The .22 caliber slug lodged in her skull from such an angle that a person firing the gun would have had to hold his hand in an extremely awkward and unnatural position to pull the trigger had his victim not been falling or ducking at the time, detectives say.
It was also learned that a bruise above one of Miss Kalom’s eyes may have been caused by a bullet which creased but did not enter her forehead. If this is true, it means the killer fired at least twice at his victim.
The sheath knife which sheriff’s men received two days ago from the murder scene on Earhart Rd. near a gravel pit entrance south of Joy Rd. may have ben dropped by a hiker passing the area, officers reported.
The knife, at first thought to be the weapon which Miss Kalom was stabbed and multilated, is new and had no signs of blood on it. It is being processed by the State Police Crime Laboratory in Plymouth.
Chief Krasny says his men are still attempting to place Miss Kalom away from or leaving the last Sunday. He said that is the last time she has positively been identified as being in the rock band rehearsal hall.
The chief noted that two hours before that time, a squad of his men was called to the Depot House to investigate a complaint of a man choking a young woman.
He said the man was ordered away from the woman who later agreed to sign a criminal complaint against him. The case is pending.
It was at that time that the officers saw Miss Kalom in the budding, Chief Krasny said.
The chief said his department is still holding $7,500 in cash which can be used in small amounts to pay tipsters providing key information in any of the six murder cases.
“City Council has directed this money can be used with more latitude than a straight reward offer for the arrest and conviction of the killer,” Krasny pointed out. “We don’t have to have an arrest and conviction for the money to be dispensed. We can use it for small pieces of information."
In addition to the Police Department fund, which may be increased later by the City Council, there now exists rewards totaling more than $25,000 for information leading to the arrest and conviction of the killer.

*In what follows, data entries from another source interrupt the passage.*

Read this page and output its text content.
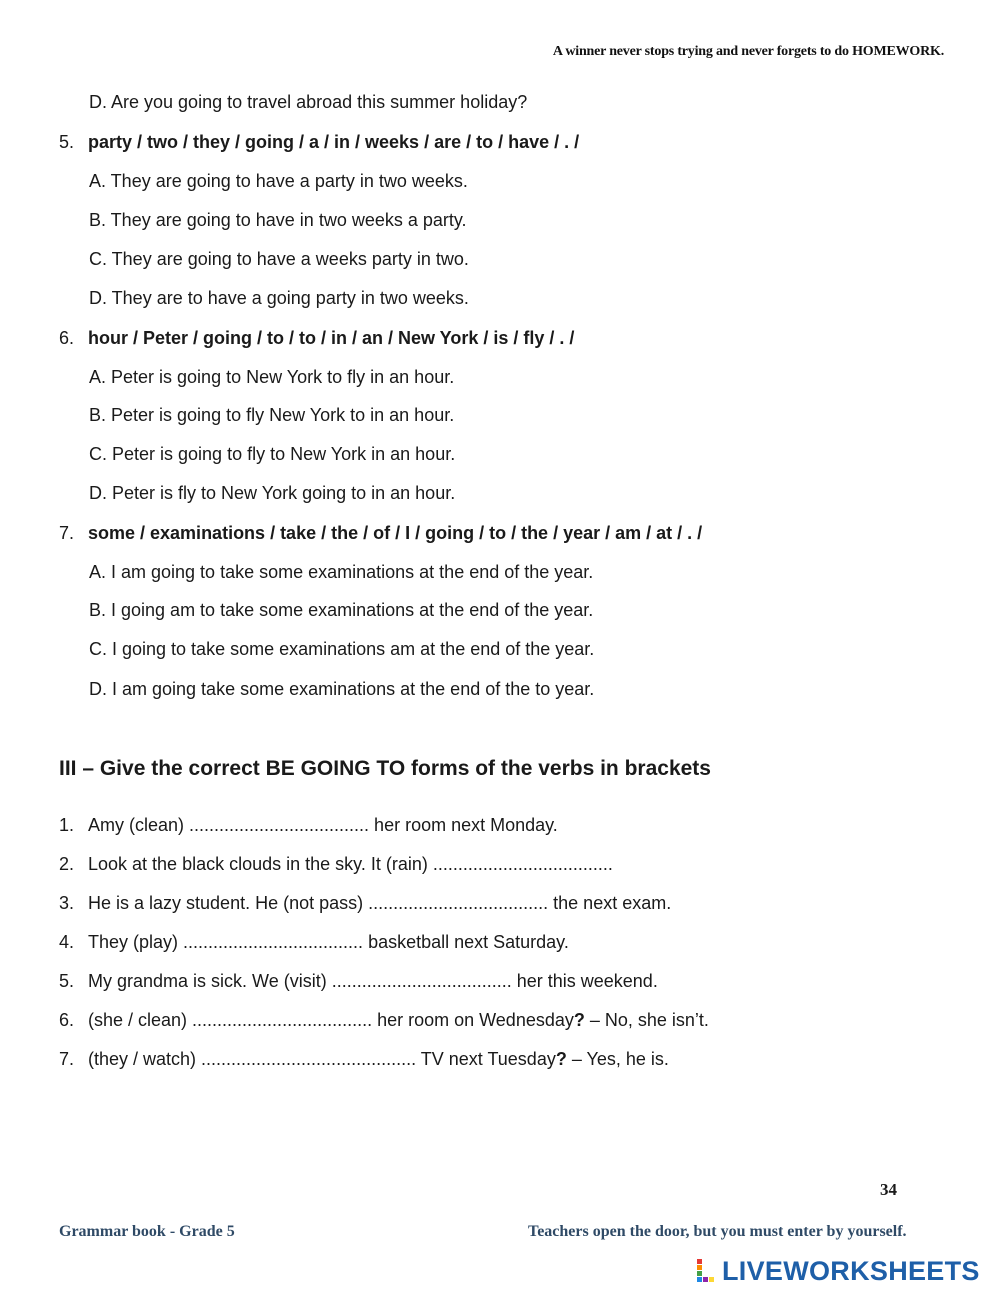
A winner never stops trying and never forgets to do HOMEWORK.
D. Are you going to travel abroad this summer holiday?
5. party / two / they / going / a / in / weeks / are / to / have / . /
A. They are going to have a party in two weeks.
B. They are going to have in two weeks a party.
C. They are going to have a weeks party in two.
D. They are to have a going party in two weeks.
6. hour / Peter / going / to / to / in / an / New York / is / fly / . /
A. Peter is going to New York to fly in an hour.
B. Peter is going to fly New York to in an hour.
C. Peter is going to fly to New York in an hour.
D. Peter is fly to New York going to in an hour.
7. some / examinations / take / the / of / I / going / to / the / year / am / at / . /
A. I am going to take some examinations at the end of the year.
B. I going am to take some examinations at the end of the year.
C. I going to take some examinations am at the end of the year.
D. I am going take some examinations at the end of the to year.
III – Give the correct BE GOING TO forms of the verbs in brackets
1. Amy (clean) .................................... her room next Monday.
2. Look at the black clouds in the sky. It (rain) ....................................
3. He is a lazy student. He (not pass) .................................... the next exam.
4. They (play) .................................... basketball next Saturday.
5. My grandma is sick. We (visit) .................................... her this weekend.
6. (she / clean) .................................... her room on Wednesday? – No, she isn’t.
7. (they / watch) ........................................... TV next Tuesday? – Yes, he is.
34
Grammar book - Grade 5	Teachers open the door, but you must enter by yourself.
LIVEWORKSHEETS
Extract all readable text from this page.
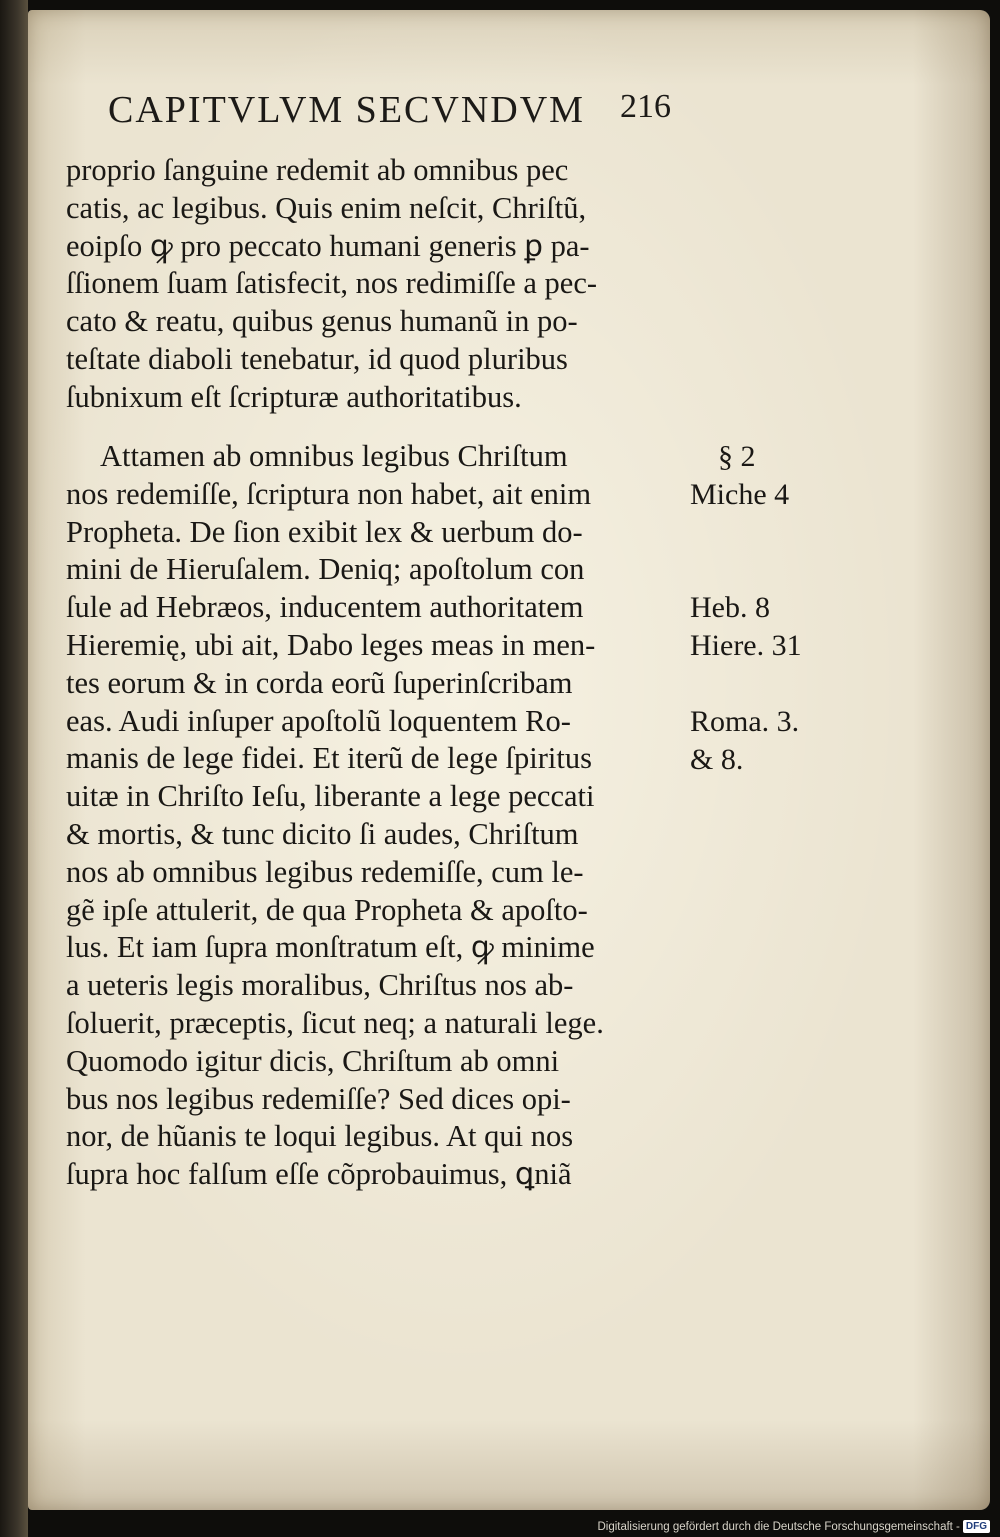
CAPITVLVM SECVNDVM 216
proprio ſanguine redemit ab omnibus pec
catis, ac legibus. Quis enim neſcit, Chriſtũ,
eoipſo ꝙ pro peccato humani generis ꝑ pa-
ſſionem ſuam ſatisfecit, nos redimiſſe a pec-
cato & reatu, quibus genus humanũ in po-
teſtate diaboli tenebatur, id quod pluribus
ſubnixum eſt ſcripturæ authoritatibus.
Attamen ab omnibus legibus Chriſtum
nos redemiſſe, ſcriptura non habet, ait enim
Propheta. De ſion exibit lex & uerbum do-
mini de Hieruſalem. Deniq; apoſtolum con
ſule ad Hebræos, inducentem authoritatem
Hieremię, ubi ait, Dabo leges meas in men-
tes eorum & in corda eorũ ſuperinſcribam
eas. Audi inſuper apoſtolũ loquentem Ro-
manis de lege fidei. Et iterũ de lege ſpiritus
uitæ in Chriſto Ieſu, liberante a lege peccati
& mortis, & tunc dicito ſi audes, Chriſtum
nos ab omnibus legibus redemiſſe, cum le-
gẽ ipſe attulerit, de qua Propheta & apoſto-
lus. Et iam ſupra monſtratum eſt, ꝙ minime
a ueteris legis moralibus, Chriſtus nos ab-
ſoluerit, præceptis, ſicut neq; a naturali lege.
Quomodo igitur dicis, Chriſtum ab omni
bus nos legibus redemiſſe? Sed dices opi-
nor, de hũanis te loqui legibus. At qui nos
ſupra hoc falſum eſſe cõprobauimus, ꝗniã
§ 2
Miche 4
Heb. 8
Hiere. 31
Roma. 3.
& 8.
Digitalisierung gefördert durch die Deutsche Forschungsgemeinschaft - DFG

Both Krasny and Harvey urged citizens who see any suspicious activity involving a man attempting to pick up young girls to copy down a license number and call the nereast police agency.
“If ever there were a time for people to get inlvolved, now is it,” Sheriff Harvey said. “We are much in need of public cooperation at this point.”
The police chief said he has taken six more men from his Uniformed Division and moved them into the Detective Bureau to work on the murder cases. Harvey has also transferred road patrol deputies into plainclothes and State Police detectives from a half-dozen posts throughout southern Michigan have been reassigned to this area for the probe.
The six murder cases are equally divided between the Ann Arbor city police, the Sheriff’s Department and the State Police. Jurisdiction in any criminal case is determined by its geographic location in connection with city limits and county area.
State Police are empowered to pursue criminal cases anywhere outside the physical limits of a community with sheriff’s deputies normally operating under the same arrangement.
A constitutional question has been raised over a legislative proposal to offer a $10,000 state reward for information leading to the conviction of “the Ann Arbor killer.”
Reps. Thomas Guastello, D-Utica, and Edward Geerlings, R-Muskegon, introduced the resolution proposing the reward in an effort to “solve an extraordinary series of savage killings.”
The reward resolution was referred to the House Appropriations Committee, where chairman William Copeland, D-Wyandotte, questioned its constitionality.
“I think there’s something in law that says the Legislature can’t do this,” explained Copeland, who asked Atty. Gen. Frank Kelley for a ruling on the question.
Deputy Atty, Gen. Leon Cohan said an answer was expected “early next week.”
Guastello said he saw “no constitutional prohibition to this type of reward. The state has a responsibility to protect these young women,” he said. “We should do everything in our power to find the killer or killers.”